Tribute to Tiger Patudi
Syed Ali Mujtaba
I really did not know Mansur Ali Khan Patudi personally, the legendry cricketer who passed away on September 22, 2011 in New Delhi. I was following the news of his illness in the media all along and today when it was announced that he is no more, I felt strongly for him.
This was because I have been reading hearing, watching him since I have started following the game of cricket. Patudi came from aristocratic family who played cricket for the love of the game. He was also known as Tiger Pataudi and Nawab Pataudi.
Pataudi, was the ninth and the last Nawab of Bhopal when India abolished royal entitlements. His father Iftikhar Ali Khan Patudi too played cricket for British India.He lost his father at a young age of 11.With his demise, comes an end to an era of aristocrat cricketers in this country.
Pataudi suffered a setback at the age of 20 years, when he lost the vision of his right eye after a car crash in England. However, his steely resolve made him make his international debut against England in Delhi, in December, 1961. He became the youngest player to captain India in a Test (at 21 years 77 days v West Indies at Bridgetown in 1961-62)
Pataudi retired from international cricket in 1975 after playing 46 Test matches and scored 2,793 runs including six hundreds at an average of 34.91. He led the country in 40 of his 46 Tests and guided the team to nine wins and was easily the greatest captain ever.
During his stint as captain, Pataudi married actress Sharmila Tagore in 1969. The unconventional marriage was much talked about in the media and his popularity soar high.
When ever any one talked about cricketers, Tiger Patudi’s name surfaced for his looks, style and grace. There was some thing unique about his personality.
He outshines many film stars in looks and grace. I use to see him Gwaliar suiting ads. Later, I saw him in few car ads too.
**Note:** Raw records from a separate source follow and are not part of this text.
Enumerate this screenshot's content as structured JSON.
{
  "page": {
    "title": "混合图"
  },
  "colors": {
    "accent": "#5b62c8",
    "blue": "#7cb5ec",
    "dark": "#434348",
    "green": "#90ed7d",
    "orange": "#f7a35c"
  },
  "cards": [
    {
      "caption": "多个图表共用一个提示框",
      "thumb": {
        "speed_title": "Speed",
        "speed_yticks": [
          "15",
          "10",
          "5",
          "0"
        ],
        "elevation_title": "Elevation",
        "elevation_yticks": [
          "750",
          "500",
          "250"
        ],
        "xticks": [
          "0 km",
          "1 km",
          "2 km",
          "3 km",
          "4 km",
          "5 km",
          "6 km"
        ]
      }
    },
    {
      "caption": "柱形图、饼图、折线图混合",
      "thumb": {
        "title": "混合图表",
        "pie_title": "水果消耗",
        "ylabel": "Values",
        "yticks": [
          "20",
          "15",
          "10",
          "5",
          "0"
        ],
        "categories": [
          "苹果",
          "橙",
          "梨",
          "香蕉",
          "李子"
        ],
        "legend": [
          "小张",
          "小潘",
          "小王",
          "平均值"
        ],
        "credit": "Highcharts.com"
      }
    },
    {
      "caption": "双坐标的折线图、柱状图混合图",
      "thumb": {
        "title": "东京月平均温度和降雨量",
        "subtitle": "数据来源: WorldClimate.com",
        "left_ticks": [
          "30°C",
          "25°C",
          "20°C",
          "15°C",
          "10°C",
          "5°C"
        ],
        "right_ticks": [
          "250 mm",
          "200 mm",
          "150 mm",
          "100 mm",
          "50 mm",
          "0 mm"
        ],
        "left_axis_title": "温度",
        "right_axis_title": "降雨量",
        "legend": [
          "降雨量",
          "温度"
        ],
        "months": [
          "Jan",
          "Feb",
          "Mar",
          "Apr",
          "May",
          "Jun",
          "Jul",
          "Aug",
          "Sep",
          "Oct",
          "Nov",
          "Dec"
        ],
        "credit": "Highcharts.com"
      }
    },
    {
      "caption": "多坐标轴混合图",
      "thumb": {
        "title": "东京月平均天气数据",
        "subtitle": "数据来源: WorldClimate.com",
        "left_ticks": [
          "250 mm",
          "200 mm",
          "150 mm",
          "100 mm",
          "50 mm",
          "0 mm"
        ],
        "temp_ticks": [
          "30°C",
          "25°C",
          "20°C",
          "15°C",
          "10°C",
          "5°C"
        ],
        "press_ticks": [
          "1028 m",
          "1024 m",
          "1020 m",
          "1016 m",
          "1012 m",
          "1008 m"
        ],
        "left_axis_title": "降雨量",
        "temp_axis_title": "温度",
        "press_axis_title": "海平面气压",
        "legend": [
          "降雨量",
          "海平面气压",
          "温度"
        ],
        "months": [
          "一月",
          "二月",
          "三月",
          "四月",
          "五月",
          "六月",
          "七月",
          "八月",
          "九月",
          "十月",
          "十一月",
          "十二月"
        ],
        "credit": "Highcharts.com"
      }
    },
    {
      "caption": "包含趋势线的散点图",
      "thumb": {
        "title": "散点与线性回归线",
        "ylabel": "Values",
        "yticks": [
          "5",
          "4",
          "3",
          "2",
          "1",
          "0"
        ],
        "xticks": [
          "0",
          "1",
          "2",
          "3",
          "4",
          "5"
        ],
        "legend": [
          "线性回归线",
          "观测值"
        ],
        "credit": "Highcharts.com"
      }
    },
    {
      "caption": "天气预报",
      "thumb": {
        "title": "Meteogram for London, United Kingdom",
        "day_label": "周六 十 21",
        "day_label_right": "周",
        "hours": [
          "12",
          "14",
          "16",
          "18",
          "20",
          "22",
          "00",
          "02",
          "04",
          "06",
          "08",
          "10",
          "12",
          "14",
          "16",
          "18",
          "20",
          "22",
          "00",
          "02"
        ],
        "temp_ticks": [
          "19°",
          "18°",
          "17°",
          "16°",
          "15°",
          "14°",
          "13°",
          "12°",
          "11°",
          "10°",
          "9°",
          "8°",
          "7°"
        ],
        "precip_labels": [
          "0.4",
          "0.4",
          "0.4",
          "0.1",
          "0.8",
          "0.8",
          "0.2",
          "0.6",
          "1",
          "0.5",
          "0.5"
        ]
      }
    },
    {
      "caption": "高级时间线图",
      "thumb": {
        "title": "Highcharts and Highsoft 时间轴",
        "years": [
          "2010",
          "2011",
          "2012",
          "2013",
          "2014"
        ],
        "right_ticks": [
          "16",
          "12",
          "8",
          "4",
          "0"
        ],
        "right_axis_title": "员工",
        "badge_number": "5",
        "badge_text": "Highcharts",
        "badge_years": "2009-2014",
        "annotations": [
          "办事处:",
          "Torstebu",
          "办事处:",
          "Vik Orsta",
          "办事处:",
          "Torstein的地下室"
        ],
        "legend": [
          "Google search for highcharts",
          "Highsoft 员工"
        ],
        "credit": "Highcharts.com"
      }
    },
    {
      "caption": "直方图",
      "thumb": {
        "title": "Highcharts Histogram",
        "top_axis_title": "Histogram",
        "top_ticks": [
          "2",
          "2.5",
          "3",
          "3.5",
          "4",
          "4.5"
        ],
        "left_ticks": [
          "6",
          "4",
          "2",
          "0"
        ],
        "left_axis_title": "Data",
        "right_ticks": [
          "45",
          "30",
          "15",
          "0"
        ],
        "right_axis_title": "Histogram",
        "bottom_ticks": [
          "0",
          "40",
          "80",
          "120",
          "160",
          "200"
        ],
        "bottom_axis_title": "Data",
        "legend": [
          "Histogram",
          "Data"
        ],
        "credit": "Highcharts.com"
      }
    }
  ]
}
The last ad I remember was of ‘lays’ where he was with his son Saif.
As a student at AMU Aligarh, I use to play cricket for “VM Hall.” At the cricket ground I remember seeing Patudi’s photographs adorning the walls of the Cricket gallery there. I am told he had visited there many times.
Many years later as a journalist in Hyderabad, I played cricket for the press club of Hyderabad. I heard stories of Tiger Patudi who use to visit H yderabad during Moin-u-dullah cup.
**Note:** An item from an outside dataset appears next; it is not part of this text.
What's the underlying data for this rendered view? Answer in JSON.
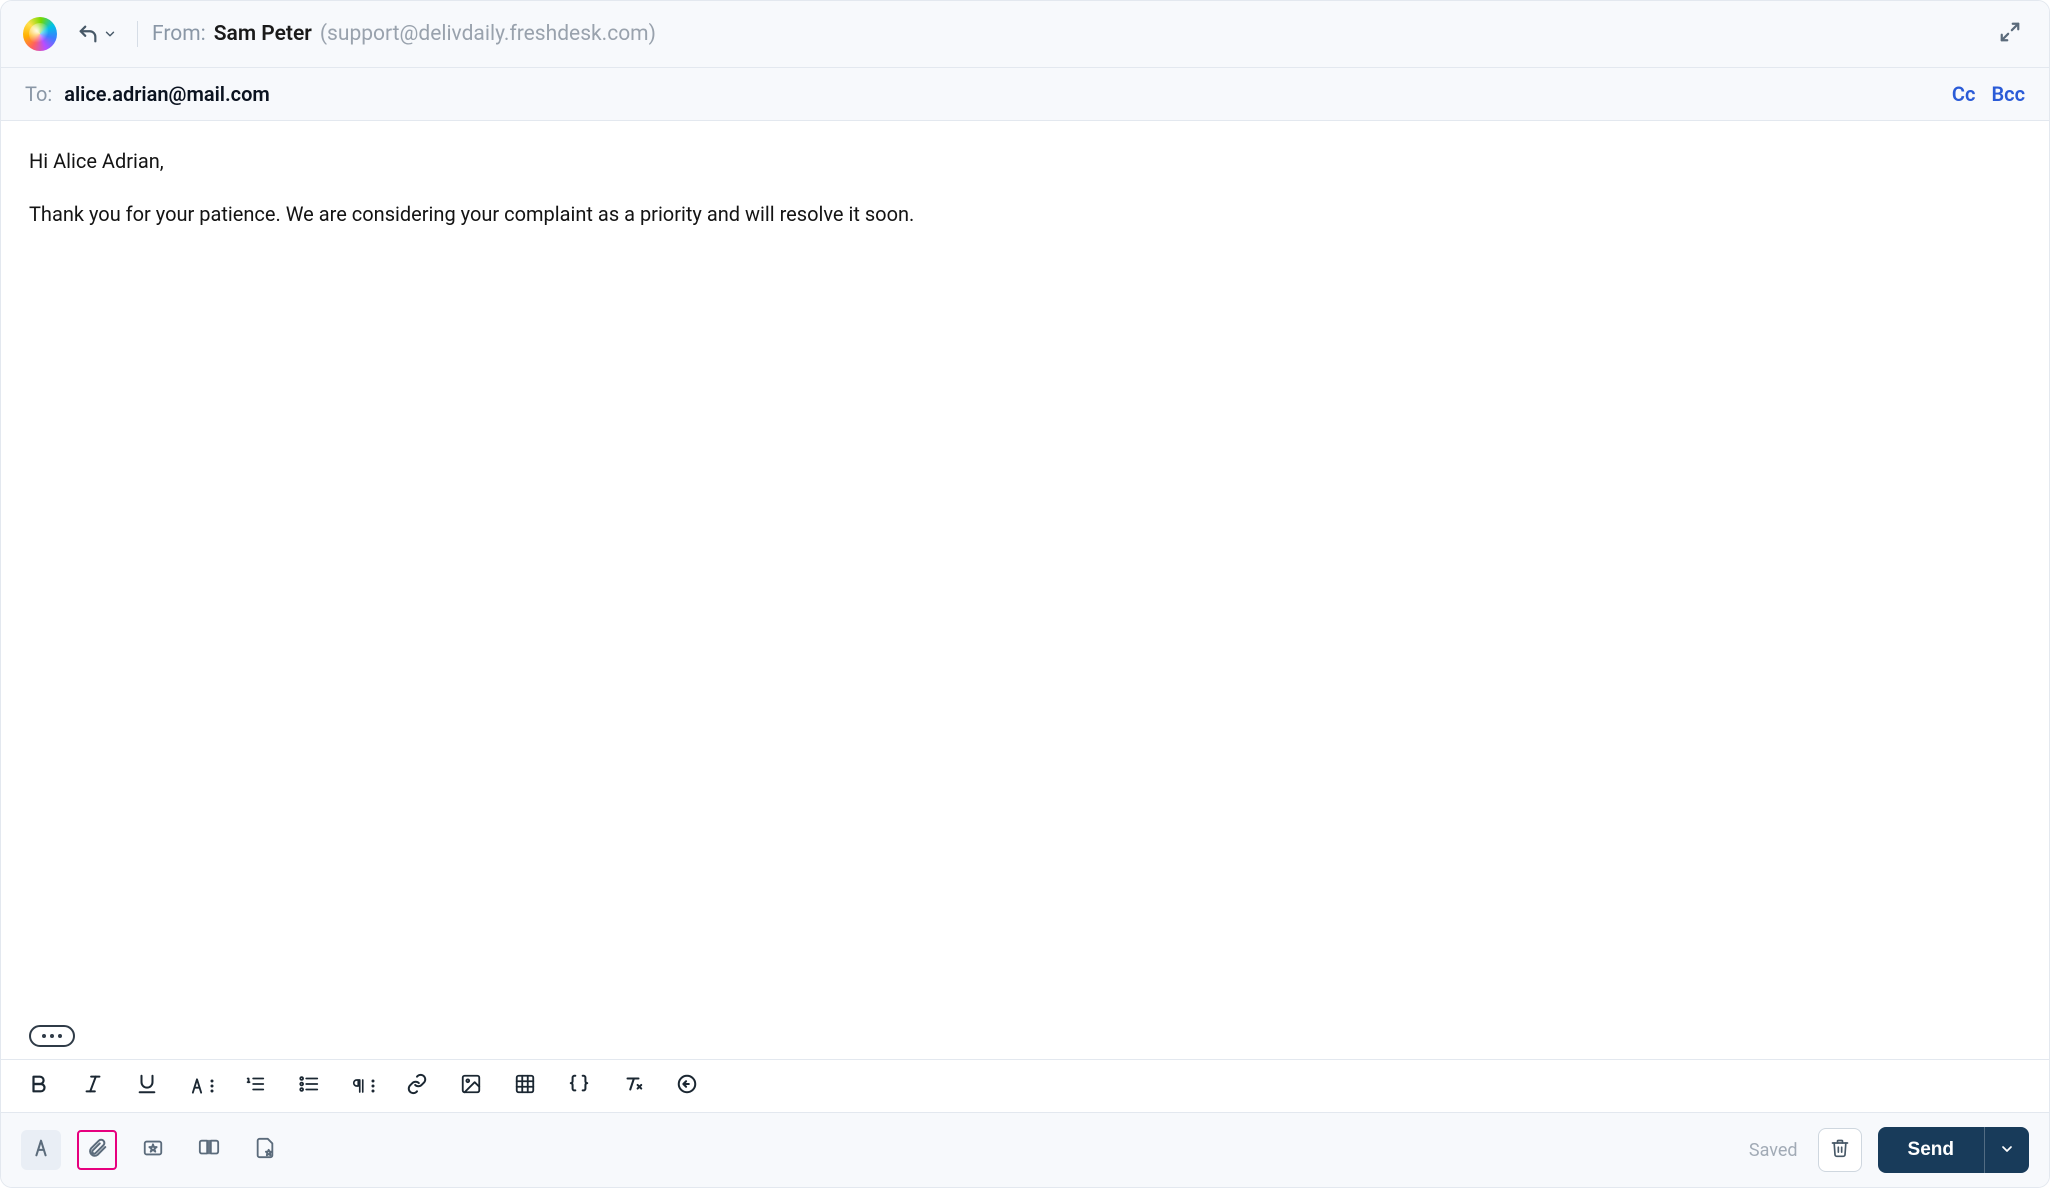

A journalist told me there that Patudi was a charming personality and had sponsored coke and beer for both the teams after one of the matches.
Many people whom i had conversation on cricket told me that they went to see a test match India played only to watch the Nawab of Patudi in action. I am sure every one will agree that he was a cricketer par excellence.
Even though Patudi may have left us for heavenly abode,his iconic persona will be remembered as long as cricket is being played in India.